While Rubenstein's primary responsibilities are to care for both adult and adolescent patients in Molokini I and Molokini II, she also provides consults on the hospital's medical floors around behavioral issues.

Andrus also returned to Maui Memorial on Sept. 2 from Boston, where he spent the last four years as a consulting psychiatrist at Children's Hospital at Boston and on the faculty of Harvard Medical School. His research focus was the impact of family function on pediatric illness.

Andrus fills the position of medical director and psychiatrist for both adult and adolescent patients left vacant by Dr. Harold McGuffey, who returned to private practice.

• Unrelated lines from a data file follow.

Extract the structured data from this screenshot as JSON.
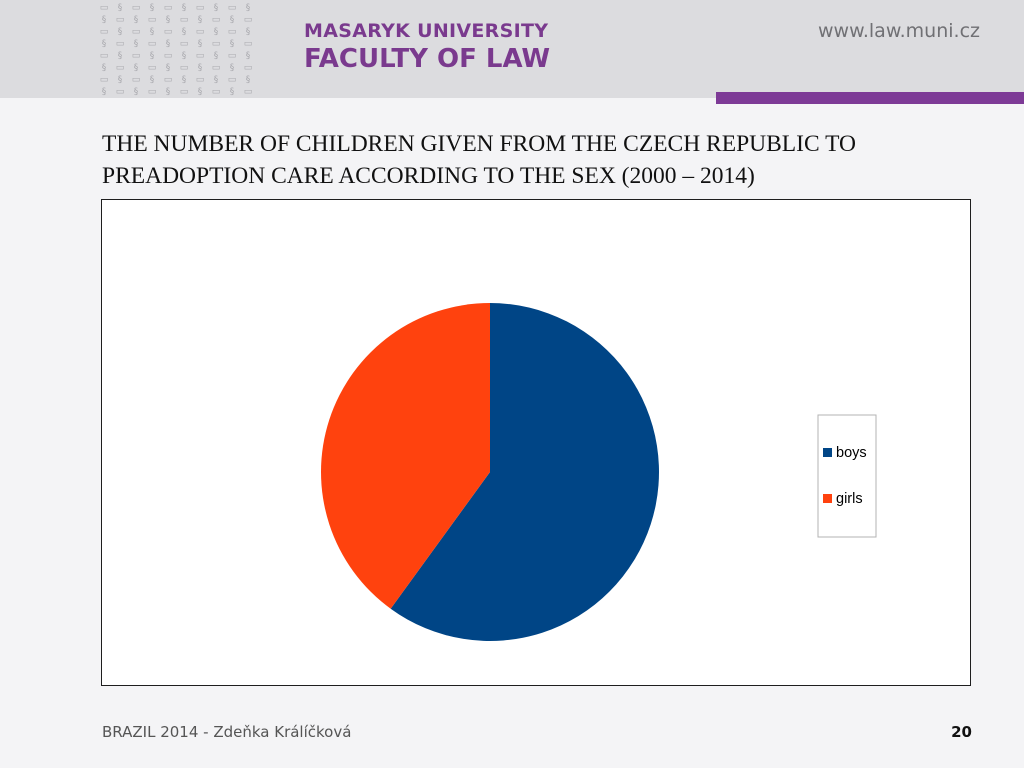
{
  "header": {
    "pattern_glyphs": [
      "▭",
      "§"
    ],
    "university": "MASARYK UNIVERSITY",
    "faculty": "FACULTY OF LAW",
    "website": "www.law.muni.cz"
  },
  "colors": {
    "brand_purple": "#7a3a8e",
    "boys": "#004586",
    "girls": "#ff420e"
  },
  "chart_data": {
    "type": "pie",
    "title": "THE NUMBER OF CHILDREN GIVEN FROM THE CZECH REPUBLIC TO PREADOPTION CARE  ACCORDING TO THE SEX  (2000 – 2014)",
    "categories": [
      "boys",
      "girls"
    ],
    "values": [
      60,
      40
    ],
    "value_unit": "percent (estimated)",
    "legend_position": "right",
    "start_angle": "12 o'clock, clockwise"
  },
  "footer": {
    "text": "BRAZIL 2014 - Zdeňka Králíčková",
    "page_number": "20"
  }
}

Andrus said he encouraged the hospital to move away from delivering mental health treatment that was physician centered to a model with a team approach.

"I'm the one pushing for it," Andrus said. "It's more clinically effective."

The Molokini II unit has an average daily census of approximately two patients. The unit has a capacity of seven beds and has had as many as five patients admitted.

Aside from carrying out its team model approach to care, Andrus said his psychiatry staff also wants to also be "trauma-informed." The hospital has applied for a grant to pay for outside professionals to provide training on psychological trauma and ways to handle its aftereffects on the wards.

In another initiative, the Molokini unit staff is addressing mental health issues in the community. It includes a monthly meeting with representatives from community, state and county agencies, including the Maui Police Juvenile Division, to talk about issues relating to the care and treatment of young people and families in distress.

Andrus has also spoken about the hospital's Molokini units in a public forum earlier this fall and with the Police Department's newest recruits.

"My hope is to have more of these things," he said.